Migration for work and study
The UK can determine who can immigrate to the country, for how long, and for what purpose. We can put minimum thresholds on wages for immigrant workers and determine which business sectors can import staff. Immigrants with entry visas for longer than 6 months must pay a health surcharge to use the NHS. All of this was impossible when we were in the EU and had to accept the EU’s free movement of people, with or without a job, and give EU nationals access to UK healthcare and other benefits.

Now EU students who attend UK universities must pay the same fees as non-EU students. This has been a windfall for UK universities, as EU students must now pay almost three times as much as they did before Brexit. This has also been a bonus for taxpayers who were effectively subsidising EU students before Brexit.

I will concede that many UK nationals are annoyed that their children have been crowded out by higher fee-paying overseas students. But again – like it or loathe it – this is a decision of the universities and the Government. You can’t vote out the universities, but you can change the government.
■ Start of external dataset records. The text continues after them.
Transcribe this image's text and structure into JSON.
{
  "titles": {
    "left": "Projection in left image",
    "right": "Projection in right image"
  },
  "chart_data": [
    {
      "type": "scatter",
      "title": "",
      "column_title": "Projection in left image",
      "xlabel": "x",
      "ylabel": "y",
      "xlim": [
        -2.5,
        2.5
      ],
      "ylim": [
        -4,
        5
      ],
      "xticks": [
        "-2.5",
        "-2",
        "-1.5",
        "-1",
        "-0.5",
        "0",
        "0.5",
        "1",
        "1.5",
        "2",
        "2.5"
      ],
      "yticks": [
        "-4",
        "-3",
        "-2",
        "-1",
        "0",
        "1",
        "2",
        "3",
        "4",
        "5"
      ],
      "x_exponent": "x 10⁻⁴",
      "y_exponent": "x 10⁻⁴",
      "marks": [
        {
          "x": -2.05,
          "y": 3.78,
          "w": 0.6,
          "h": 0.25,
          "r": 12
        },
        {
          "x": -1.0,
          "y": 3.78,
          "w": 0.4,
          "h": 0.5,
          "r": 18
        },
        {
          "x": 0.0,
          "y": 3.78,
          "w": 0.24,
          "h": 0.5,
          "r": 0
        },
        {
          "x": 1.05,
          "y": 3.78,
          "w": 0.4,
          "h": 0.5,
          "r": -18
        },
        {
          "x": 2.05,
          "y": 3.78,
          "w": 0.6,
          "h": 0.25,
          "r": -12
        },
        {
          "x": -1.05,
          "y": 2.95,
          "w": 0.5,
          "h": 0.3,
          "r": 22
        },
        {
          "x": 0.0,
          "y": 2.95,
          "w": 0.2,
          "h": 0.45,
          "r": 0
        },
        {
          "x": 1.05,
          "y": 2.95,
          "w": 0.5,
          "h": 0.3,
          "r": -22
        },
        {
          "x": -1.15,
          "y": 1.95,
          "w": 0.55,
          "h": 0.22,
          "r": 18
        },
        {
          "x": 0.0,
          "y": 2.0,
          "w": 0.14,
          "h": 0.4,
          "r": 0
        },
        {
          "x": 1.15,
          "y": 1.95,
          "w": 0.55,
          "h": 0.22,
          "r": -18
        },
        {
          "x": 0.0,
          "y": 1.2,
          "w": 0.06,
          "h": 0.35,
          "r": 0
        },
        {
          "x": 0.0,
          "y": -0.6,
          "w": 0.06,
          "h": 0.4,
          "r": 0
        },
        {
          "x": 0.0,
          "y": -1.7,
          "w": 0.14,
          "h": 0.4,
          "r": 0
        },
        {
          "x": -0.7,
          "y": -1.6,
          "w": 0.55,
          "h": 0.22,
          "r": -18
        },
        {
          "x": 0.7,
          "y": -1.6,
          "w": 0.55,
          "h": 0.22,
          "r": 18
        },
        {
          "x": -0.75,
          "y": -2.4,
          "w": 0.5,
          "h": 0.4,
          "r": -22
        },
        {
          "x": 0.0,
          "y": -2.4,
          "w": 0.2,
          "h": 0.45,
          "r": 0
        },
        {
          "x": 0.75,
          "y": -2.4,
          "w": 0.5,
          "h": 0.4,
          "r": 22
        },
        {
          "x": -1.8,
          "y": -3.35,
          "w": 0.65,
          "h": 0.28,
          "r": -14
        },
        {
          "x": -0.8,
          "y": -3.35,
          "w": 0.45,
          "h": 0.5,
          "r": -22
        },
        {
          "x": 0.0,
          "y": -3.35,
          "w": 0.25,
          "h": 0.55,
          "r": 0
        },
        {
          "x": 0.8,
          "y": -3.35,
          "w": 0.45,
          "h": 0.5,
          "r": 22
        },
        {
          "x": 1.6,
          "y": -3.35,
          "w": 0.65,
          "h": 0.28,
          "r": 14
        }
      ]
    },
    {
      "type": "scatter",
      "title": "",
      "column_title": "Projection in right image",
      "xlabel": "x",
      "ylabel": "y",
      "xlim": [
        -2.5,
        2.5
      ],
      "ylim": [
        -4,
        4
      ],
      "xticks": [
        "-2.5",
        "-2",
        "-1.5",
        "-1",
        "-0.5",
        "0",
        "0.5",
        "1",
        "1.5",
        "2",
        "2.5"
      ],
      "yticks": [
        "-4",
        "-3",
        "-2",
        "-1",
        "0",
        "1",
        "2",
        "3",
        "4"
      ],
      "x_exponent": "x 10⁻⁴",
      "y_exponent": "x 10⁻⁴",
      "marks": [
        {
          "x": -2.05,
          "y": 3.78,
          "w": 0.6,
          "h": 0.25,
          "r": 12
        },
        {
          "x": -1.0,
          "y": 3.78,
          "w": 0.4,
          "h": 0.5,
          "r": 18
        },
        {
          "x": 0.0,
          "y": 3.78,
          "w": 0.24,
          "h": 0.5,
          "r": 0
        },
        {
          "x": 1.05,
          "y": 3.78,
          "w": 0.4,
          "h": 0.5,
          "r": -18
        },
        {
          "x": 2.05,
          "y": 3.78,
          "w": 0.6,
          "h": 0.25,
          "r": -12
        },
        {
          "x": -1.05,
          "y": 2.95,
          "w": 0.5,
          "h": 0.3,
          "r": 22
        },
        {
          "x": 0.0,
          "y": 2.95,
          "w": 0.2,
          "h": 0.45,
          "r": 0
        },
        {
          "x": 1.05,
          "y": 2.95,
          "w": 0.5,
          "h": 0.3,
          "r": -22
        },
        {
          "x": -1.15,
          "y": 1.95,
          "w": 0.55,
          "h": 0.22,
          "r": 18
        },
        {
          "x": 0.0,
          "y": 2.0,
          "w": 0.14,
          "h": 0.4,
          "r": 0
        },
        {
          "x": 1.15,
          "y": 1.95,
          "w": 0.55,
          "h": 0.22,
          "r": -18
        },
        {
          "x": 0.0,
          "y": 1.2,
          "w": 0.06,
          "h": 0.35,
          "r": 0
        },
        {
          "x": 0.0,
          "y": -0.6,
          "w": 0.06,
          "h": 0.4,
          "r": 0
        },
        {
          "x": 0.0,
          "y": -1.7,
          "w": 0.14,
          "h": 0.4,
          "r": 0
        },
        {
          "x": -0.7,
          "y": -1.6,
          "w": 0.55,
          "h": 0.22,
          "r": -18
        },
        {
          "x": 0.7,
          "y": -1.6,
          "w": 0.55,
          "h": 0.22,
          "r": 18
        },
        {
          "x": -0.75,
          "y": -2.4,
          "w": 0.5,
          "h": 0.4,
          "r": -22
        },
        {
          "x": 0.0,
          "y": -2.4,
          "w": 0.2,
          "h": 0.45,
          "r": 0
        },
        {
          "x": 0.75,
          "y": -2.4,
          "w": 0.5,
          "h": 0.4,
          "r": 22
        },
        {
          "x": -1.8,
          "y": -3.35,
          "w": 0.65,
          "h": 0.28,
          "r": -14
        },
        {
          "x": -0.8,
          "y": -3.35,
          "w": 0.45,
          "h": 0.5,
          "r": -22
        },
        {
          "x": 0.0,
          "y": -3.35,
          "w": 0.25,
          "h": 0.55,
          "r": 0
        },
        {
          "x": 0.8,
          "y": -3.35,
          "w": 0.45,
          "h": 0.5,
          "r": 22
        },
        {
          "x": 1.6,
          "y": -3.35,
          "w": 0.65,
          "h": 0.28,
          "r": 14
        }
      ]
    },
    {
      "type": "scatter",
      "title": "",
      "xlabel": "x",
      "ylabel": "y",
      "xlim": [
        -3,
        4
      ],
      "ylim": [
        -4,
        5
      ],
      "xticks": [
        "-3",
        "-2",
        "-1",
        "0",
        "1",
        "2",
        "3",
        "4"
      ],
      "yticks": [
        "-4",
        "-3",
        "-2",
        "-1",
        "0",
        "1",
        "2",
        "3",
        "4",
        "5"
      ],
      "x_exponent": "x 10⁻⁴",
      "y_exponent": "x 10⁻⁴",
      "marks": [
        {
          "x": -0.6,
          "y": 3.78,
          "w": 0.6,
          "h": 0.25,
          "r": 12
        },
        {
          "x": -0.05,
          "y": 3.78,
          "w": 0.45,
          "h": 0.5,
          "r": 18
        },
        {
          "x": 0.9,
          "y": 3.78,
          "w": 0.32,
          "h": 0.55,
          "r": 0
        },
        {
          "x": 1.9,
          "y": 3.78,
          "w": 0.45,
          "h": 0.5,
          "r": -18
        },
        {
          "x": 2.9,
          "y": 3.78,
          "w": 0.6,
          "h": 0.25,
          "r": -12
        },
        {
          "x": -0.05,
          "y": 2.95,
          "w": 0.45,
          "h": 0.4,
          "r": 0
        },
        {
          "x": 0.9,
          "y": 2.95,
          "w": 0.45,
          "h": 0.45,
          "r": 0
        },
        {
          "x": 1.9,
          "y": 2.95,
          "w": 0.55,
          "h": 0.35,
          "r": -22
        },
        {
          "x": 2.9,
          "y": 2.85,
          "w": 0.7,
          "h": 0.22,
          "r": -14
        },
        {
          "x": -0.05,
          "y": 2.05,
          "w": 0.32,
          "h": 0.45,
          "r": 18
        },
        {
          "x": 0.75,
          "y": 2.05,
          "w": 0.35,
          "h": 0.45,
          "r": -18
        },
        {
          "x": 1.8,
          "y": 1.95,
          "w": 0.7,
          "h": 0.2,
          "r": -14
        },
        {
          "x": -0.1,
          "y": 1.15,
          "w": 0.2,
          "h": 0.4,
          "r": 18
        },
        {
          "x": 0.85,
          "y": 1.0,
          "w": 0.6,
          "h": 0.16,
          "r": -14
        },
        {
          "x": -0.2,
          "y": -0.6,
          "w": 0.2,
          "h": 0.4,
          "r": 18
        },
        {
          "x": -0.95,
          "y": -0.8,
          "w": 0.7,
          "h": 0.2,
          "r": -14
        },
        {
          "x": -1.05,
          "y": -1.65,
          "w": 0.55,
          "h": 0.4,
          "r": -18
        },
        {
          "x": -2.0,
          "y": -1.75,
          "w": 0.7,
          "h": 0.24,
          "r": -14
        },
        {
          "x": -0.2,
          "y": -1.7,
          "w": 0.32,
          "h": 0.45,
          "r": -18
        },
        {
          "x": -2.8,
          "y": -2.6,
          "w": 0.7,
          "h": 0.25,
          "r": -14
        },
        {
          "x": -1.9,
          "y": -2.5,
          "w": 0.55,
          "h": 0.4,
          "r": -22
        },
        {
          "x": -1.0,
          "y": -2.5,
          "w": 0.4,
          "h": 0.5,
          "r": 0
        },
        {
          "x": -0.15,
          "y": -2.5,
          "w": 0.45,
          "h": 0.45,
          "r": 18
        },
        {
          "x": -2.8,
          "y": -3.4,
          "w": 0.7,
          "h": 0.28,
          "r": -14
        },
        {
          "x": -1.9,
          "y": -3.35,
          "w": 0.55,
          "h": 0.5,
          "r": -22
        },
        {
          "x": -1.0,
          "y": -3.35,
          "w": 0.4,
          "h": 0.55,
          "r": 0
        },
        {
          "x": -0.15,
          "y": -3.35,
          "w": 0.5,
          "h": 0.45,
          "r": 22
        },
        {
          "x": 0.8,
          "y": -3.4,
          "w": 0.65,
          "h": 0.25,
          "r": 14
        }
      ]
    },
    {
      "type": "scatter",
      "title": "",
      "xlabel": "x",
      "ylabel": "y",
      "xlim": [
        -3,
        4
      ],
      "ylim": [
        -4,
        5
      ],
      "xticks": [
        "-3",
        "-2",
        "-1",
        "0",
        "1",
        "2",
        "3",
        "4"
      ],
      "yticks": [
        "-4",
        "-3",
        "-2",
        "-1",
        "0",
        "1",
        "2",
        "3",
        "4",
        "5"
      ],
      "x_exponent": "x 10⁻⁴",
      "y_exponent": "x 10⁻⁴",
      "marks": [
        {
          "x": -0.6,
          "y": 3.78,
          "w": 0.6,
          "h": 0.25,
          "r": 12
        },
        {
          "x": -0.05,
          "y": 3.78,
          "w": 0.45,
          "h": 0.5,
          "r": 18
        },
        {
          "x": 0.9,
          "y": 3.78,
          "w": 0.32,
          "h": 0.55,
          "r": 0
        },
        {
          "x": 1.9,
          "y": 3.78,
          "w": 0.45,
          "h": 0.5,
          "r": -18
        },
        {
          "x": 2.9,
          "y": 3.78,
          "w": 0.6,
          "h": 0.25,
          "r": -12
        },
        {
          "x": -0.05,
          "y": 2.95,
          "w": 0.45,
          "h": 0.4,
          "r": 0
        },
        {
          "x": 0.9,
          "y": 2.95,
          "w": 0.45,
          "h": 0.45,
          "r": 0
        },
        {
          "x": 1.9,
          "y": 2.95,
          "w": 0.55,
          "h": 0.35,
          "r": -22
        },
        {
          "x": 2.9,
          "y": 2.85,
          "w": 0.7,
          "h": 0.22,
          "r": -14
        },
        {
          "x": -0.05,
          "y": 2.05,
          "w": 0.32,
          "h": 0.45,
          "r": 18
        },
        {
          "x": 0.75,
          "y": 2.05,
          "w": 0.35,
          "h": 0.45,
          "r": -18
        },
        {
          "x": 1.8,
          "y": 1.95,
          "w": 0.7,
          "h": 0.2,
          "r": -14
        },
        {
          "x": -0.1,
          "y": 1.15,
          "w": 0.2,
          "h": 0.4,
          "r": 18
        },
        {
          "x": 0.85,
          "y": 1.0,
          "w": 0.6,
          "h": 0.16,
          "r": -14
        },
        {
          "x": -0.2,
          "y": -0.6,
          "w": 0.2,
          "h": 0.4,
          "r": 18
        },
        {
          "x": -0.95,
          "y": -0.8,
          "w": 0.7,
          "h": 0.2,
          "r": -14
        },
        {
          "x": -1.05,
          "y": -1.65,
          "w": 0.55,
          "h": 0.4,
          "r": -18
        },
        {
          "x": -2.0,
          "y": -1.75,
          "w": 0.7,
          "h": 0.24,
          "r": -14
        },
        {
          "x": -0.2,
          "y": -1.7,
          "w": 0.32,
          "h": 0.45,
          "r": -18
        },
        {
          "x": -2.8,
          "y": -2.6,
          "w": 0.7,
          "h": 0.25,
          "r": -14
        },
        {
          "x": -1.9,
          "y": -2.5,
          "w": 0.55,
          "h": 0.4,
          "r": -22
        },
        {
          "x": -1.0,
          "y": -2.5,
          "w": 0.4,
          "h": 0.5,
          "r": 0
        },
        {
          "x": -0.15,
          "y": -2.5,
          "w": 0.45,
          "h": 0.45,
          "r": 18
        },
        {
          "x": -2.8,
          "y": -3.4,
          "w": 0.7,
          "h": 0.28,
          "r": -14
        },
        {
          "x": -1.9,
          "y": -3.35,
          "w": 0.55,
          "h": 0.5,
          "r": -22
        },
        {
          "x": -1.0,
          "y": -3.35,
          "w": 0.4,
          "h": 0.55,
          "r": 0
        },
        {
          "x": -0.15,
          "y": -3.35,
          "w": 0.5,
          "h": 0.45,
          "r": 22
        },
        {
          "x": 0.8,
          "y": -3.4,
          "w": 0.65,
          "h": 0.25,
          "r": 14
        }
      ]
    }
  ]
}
I completely accept that we presently have a problem with illegal immigrants who are not obeying our new immigration rules, but again – we can now elect a new government that may, or may not, have a better plan to stop the rubber boats. But this problem isn’t due to Brexit: illegal immigrants are also landing on the shores of Spain, Italy and Greece. However, if we were still in the EU, the EU’s new migration Pact would compel us to accept a proportion of these arrivals as well.

Free speech and legislative scrutiny
Finally, there is the important matter of free speech. Brexit has allowed the UK to avoid the EU’s Digital Services Act. Instead, we have the Online Safety Bill. Whether one is better than the other is hard to discern – but we were able to debate the Online Safety Bill vigorously in the House of Commons and the House of Lords, resulting in many changes and amendments to the bill. EU members were not able to do this for their Digital Services Act.

This is why we left! Public scrutiny of legislation is important. For too long we have simply followed whatever directive or regulation was passed down from Brussels. This has created lethargic politicians and given us ineffective regulations. Brexit is changing this for the better.

Conclusion
There are many other Brexit benefits, but many are particular to industries and generally unknown to the general population. Unfortunately, most of the Mainstream Media doesn’t believe these regulatory changes are newsworthy and prefers to claim that Brexit isn’t working. But it is, and we must continue to support it. Please vote wisely in the upcoming election.